È un disco bellissimo, ma parlare di questo album in questi momenti non è facile. L’album, come riflessione sulle rovine della nostra specie. Il primo album del gruppo ci ragguagliava sul forte rischio di un collasso societario, questo secondo decide di proclamarlo sotto forma di poema sonoro. Fra Archie Shepp e Fela Kuti, un’este­ti­ca ar­ti­co­la­ta ma immediata. La ric­chez­za del­l’al­bum la­scia sem­pli­ce­men­te ester­re­fat­ti: pura psi­che­de­lia jazz ra­re­fat­ta (Sun Ra), afrobeat mixato con l’estetica londinese, ricerca melodica e ritualismo jazz di pura matrice africana, sax incendiario, funk psi­che­de­li­co/spo­ken word (Last Poets) splendida la collaborazione con il poeta Siyabonga Mthembu che ha assicurato un racconto poetico passionale sotto forma di spoken word. Incredibile il la­vo­ro del bas­si­sta Ariel Zo­mon­sky.

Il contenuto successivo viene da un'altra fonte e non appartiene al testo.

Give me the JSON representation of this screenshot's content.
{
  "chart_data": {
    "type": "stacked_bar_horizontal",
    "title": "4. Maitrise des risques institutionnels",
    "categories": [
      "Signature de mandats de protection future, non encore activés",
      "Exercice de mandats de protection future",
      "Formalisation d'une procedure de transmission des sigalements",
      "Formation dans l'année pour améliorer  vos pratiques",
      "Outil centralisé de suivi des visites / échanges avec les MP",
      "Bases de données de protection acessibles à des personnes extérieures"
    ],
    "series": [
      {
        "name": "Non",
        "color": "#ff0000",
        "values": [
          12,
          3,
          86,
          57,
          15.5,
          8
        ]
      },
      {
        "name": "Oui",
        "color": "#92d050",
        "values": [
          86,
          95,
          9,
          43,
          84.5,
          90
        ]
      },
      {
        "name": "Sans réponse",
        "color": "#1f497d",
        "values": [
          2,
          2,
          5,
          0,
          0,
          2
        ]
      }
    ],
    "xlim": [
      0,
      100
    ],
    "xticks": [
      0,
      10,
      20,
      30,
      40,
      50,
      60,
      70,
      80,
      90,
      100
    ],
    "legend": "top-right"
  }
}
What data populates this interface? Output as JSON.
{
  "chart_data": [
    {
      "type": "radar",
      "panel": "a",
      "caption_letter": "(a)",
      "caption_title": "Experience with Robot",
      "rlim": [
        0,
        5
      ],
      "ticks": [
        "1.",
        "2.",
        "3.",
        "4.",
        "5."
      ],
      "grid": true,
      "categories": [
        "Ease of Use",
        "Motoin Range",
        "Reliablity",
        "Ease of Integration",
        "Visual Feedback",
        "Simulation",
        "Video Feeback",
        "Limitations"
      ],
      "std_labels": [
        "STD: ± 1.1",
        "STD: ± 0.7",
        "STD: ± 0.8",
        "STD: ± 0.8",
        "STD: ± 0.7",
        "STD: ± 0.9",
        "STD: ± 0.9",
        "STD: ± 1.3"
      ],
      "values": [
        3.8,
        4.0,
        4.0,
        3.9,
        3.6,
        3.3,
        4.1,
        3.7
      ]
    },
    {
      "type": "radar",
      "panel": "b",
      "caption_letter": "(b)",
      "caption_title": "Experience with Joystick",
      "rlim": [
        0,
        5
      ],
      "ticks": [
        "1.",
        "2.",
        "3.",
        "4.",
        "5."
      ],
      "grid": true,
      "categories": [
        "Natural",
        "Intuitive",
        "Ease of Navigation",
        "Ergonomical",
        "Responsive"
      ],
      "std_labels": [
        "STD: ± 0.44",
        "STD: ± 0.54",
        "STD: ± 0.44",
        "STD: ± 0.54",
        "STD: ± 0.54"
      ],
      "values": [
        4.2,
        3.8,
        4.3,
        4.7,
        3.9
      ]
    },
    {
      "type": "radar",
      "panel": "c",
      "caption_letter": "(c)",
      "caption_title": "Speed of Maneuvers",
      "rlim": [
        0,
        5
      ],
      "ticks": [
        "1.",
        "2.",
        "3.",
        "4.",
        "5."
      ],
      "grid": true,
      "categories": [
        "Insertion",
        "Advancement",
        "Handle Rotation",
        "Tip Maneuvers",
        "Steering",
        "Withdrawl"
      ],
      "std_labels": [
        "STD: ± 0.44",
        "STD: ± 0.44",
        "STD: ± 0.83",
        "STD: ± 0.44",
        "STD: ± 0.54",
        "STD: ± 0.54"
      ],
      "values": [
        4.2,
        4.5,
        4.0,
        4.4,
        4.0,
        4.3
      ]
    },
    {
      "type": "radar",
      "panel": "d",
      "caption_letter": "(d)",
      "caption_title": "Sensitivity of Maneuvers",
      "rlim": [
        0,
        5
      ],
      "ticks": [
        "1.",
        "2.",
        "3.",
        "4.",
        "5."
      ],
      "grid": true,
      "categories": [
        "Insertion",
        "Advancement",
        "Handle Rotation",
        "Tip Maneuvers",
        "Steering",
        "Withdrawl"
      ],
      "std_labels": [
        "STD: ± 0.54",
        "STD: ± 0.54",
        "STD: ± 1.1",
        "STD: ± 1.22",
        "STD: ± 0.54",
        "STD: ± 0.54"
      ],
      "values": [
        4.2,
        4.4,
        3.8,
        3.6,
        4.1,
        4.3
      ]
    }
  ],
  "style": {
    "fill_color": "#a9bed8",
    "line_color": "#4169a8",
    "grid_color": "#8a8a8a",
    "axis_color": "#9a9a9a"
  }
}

Rispetto al predecessore i brani sono più coesi, più vari, ric­chi dal punto di vista com­po­si­ti­vo e me­lo­di­co, di­ver­si­fi­ca­ti sul piano sti­li­sti­co. Note, suoni, colori, vivacemente orchestrati in vista di un eventuale post-apocalittico nuovo inizio. Magari proprio a ripartire dall’Africa, quella australe se non altro. La definitiva consacrazione per Shabaka Hutchings. Un peccato non averlo potuto vedere nel 2020 ad Umbria Jazz.

Dezron Douglas & Brandee Younger, Force Majeure (International Anthem 2020)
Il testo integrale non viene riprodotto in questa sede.